One of the limitations of early approaches used to study infectious organisms in disease is that planktonic (or single cell suspension) bacteria were employed. Although much of what we understand today came from the study of planktonic bacteria, it is now clear that bacteria in the clinical environment live more often as communities of microorganisms (biofilms) than as single cell suspensions. Bacteria within a biofilm differ from their planktonic counterparts in a number of ways. These differences include an inherent resistance to antimicrobial agents and the human immune system. Though much work has been done to address what role the biofilm mode of growth plays in resistance to antimicrobial agents, less work has been published investigating the role of biofilm resistance to the human immune system. Additionally, there have been very few studies addressing the host response to polymicrobial biofilms as are common in periodontal diseases. This FOA will address the gap in current knowledge and will determine the host response to developing polymicrobial biofilms.
The goal of this FOA is to promote 1) a better understanding of host response to biofilms; 2)characterization and effectiveness of the humoral and cellular responses to oral biofilms; 3)evaluation and enhancement of the role of the saliva and innate immune system (for example, complement, defensins, lysozyme) in prevention or elimination of oral biofilms; 4) role and evaluation of antigen presentation mechanisms by dendritic cells, macrophages etc; sex, gender or age related issues involved in the host response to biofilms; 5)evaluation of the genomics and proteomics aspects responsible for enhanced proinflammatory response in the host; and 6) evaluation of polymicrobial induction of cytokines and chemokines in the oral cavity of healthy and patients with periodontal disease.
RESEARCH TOPICS:
Human subject research, as well as the use of appropriate animal models, is acceptable. Examples of research topics are listed below; however the list should not be construed as complete or restrictive. Applicants are encouraged to propose other topics that address the overall goal of this initiative, which is to advance the understanding of the host response to oral biofilms, and the means to control them.

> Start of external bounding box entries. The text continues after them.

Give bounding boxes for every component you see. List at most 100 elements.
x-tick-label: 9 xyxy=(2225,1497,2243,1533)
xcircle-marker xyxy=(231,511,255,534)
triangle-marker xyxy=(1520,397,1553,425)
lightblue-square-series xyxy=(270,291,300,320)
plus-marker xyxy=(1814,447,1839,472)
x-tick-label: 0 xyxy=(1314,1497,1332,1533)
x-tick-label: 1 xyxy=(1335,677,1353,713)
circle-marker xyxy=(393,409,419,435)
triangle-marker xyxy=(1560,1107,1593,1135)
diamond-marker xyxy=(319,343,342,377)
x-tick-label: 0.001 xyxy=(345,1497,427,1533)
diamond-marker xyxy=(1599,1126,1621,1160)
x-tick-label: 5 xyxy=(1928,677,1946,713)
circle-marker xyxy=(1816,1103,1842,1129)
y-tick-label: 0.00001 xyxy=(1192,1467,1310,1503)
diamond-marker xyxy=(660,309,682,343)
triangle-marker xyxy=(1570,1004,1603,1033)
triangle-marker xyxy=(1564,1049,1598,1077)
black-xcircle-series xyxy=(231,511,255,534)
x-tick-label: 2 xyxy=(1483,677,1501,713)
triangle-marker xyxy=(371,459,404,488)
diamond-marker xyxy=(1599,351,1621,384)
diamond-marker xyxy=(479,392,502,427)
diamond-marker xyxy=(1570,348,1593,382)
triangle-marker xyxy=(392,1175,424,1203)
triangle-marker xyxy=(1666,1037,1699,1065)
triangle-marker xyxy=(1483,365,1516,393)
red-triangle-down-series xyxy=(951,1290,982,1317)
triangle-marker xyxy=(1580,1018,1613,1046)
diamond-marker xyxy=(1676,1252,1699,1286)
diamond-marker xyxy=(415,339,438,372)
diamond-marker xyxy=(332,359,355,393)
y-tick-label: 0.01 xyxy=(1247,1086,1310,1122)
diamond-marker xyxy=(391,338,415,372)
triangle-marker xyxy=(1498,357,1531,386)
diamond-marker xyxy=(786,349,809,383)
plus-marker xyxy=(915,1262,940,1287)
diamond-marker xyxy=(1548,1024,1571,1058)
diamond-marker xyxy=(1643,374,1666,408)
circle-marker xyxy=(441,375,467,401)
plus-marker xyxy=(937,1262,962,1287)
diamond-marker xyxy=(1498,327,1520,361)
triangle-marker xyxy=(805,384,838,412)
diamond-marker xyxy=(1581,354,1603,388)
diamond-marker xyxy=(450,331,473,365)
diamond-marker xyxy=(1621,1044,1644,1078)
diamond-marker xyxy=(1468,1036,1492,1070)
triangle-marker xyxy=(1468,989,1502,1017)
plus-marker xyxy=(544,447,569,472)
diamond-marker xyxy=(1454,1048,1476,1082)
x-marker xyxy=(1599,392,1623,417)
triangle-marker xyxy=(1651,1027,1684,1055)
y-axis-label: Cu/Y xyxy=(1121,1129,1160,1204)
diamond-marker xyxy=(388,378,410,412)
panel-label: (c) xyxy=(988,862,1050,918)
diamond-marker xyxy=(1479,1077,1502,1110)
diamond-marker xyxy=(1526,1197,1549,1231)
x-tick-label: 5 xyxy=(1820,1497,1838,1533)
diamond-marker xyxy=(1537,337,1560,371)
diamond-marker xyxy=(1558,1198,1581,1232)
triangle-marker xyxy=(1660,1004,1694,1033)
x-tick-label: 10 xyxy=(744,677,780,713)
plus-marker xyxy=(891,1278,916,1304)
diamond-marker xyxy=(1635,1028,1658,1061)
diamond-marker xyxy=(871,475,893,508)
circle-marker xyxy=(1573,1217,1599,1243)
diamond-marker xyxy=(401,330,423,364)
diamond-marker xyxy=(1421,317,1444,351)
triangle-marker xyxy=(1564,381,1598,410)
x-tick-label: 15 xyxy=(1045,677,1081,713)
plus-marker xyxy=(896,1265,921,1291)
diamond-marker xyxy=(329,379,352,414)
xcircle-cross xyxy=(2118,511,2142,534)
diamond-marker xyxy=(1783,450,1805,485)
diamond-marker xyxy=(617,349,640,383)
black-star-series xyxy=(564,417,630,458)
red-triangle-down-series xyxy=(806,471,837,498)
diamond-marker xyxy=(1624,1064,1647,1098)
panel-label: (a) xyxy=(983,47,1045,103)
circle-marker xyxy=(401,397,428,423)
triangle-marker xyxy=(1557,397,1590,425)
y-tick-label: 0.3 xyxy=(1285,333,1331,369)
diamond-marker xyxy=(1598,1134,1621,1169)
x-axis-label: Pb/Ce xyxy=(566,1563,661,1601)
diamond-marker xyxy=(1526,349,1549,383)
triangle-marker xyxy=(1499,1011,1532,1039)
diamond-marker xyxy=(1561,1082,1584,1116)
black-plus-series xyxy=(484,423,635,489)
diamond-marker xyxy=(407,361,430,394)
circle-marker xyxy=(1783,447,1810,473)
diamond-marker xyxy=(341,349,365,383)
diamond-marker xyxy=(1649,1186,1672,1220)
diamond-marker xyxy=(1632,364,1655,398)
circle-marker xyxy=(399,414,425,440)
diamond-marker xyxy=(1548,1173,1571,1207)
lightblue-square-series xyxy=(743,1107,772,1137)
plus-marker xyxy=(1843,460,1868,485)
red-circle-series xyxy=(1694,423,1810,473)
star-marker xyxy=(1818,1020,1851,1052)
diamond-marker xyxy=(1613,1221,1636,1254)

• Studies of host immune responses, both innate and adaptive, to biofilms
• Studies on signaling pathways activated during host-biofilm interaction
• Studies on the role and evaluation of antigen presentation mechanisms involved in the host response to oral biofilms
• Development of improved imaging of immune responses of oral biofilms in situ
• Development of better immunological probes for real-time analysis of oral biofilms
• Development of high throughput methods to identify host immunologic factors that are differentially expressed in oral biofilms
• Development of novel immunological approaches to control pathogenic bacteria by, for example, devising host strategies that favor growth of non-pathogenic microorganisms in biofilm communities
• Development of mathematical models and computer simulations of immune response to oral biofilms
• Sex, gender or age related issues involved in the host response to biofilm, preventition and treatment.
CURRENT PORTFOLIO OVERVIEW:
Currently, NIDCR is not supporting any studies on the host response to biofilms in animals or humans. However, there are related programs involving oral immunology, biophysics and biodynamic and development of oral biofilms. Applicants are encouraged to partner with centers conducting research in such areas like- immunology, microbiology, tissue engineering etc.
FUNDING MECHANISMS:
This initiative will utilize the R01 and R21 mechanisms.